When I retired, we celebrated with a party with my squad, a number of supervisors who I worked with during my career, my Chief, who was also my friend, close friends, and my family. I made a teary speech and thanked everyone for the great times working together. It was more difficult than I thought. Everyone clapped, we made a toast, and my wife stood up to say a few words. She praised me for being so committed to the job, called me her hero, and thanked those still working. Then she said, being the wife of a Police Officer was difficult. The stress of watching me run off to hot calls, hearing the radio go off, and hearing the dispatcher sending officers to terrible calls was tough. She felt like a single mom at times because of the job. BOOM…. That hit me like a ton of bricks, and I went numb. I froze and was unable to say anything. I stood there thinking about how I acted when I excitedly headed out the door, going to hot calls.
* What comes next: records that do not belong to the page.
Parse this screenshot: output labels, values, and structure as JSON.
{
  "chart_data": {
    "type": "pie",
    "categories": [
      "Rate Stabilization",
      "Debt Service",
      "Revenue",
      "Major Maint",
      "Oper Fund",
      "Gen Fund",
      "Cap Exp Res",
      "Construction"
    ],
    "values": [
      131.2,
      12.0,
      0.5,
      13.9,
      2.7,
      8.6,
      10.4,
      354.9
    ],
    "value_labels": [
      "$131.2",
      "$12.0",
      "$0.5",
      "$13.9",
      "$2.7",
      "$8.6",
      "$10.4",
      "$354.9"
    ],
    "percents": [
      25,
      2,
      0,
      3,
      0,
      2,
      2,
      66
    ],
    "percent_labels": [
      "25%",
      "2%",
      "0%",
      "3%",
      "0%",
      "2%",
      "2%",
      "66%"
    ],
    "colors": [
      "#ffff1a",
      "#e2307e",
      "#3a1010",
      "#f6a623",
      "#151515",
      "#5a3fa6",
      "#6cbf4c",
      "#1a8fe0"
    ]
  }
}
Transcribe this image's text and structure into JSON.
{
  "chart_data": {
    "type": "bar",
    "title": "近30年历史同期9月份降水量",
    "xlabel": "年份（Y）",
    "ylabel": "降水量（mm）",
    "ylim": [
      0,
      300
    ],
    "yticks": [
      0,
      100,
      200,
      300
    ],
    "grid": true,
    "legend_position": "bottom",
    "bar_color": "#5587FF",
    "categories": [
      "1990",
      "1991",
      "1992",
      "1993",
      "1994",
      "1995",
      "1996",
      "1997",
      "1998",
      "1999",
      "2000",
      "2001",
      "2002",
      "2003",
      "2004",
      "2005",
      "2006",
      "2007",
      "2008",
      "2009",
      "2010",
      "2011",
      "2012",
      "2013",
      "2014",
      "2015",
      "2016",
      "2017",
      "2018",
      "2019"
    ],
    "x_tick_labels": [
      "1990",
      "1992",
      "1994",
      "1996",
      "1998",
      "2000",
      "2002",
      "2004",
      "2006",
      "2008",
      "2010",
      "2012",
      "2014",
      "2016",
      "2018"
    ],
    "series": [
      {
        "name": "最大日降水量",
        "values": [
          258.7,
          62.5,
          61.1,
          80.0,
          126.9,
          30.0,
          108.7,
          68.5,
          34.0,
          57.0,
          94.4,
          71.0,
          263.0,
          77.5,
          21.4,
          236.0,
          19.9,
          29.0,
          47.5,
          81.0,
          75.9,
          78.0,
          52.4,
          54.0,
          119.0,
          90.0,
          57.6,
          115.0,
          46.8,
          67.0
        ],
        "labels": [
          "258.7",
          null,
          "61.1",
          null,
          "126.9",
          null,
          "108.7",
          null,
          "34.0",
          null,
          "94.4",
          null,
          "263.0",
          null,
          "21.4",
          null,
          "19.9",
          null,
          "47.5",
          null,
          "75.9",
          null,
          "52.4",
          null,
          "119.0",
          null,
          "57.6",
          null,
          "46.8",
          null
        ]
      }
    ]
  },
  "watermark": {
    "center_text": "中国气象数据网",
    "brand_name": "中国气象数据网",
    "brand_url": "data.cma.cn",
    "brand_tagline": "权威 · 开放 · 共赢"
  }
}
My attitude was that it was probably nothing, but I was always on alert that it could be something. I just didn’t show them that I was on alert. I sort of acted that way because it usually was not that bad, and I didn’t want to worry her or my kids. Here I am trying not to worry her; she was getting even more worried.

 

In the end, everything came together. Even though I was a Crime Scene Evidence Technician and worked for a department with over 160 officers that exposed me to a lot of bad stuff, I didn’t suffer any PTSD from the job because I was somehow able to leave it at the job. Sadly, others were not as lucky. I witnessed high divorce rates, alcohol abuse, anger, the breakdown of friendships, poor health, and in some cases, being forced unwillingly to leave the profession. Keeping it all together took some work. It may sound morbid, but I used humor to shove all that bad stuff to the back of my brain. It was present, but I was emotionally detached from it. I never had nightmares about the horrible incidents I was exposed to. Somehow, it worked for me, but each person is different. There is no magic potion that works across the board. Call it a mindset? Call it survival? Call it luck or blame it on how we all are wired. Stress can be experienced in many ways, and handling it as soon as it starts affecting you is important. Whether it be family, friends, or financial, as time goes on, stress will be more and more difficult to control. Understanding the cues will help you identify when others are going through some bad times, enabling you to assist them.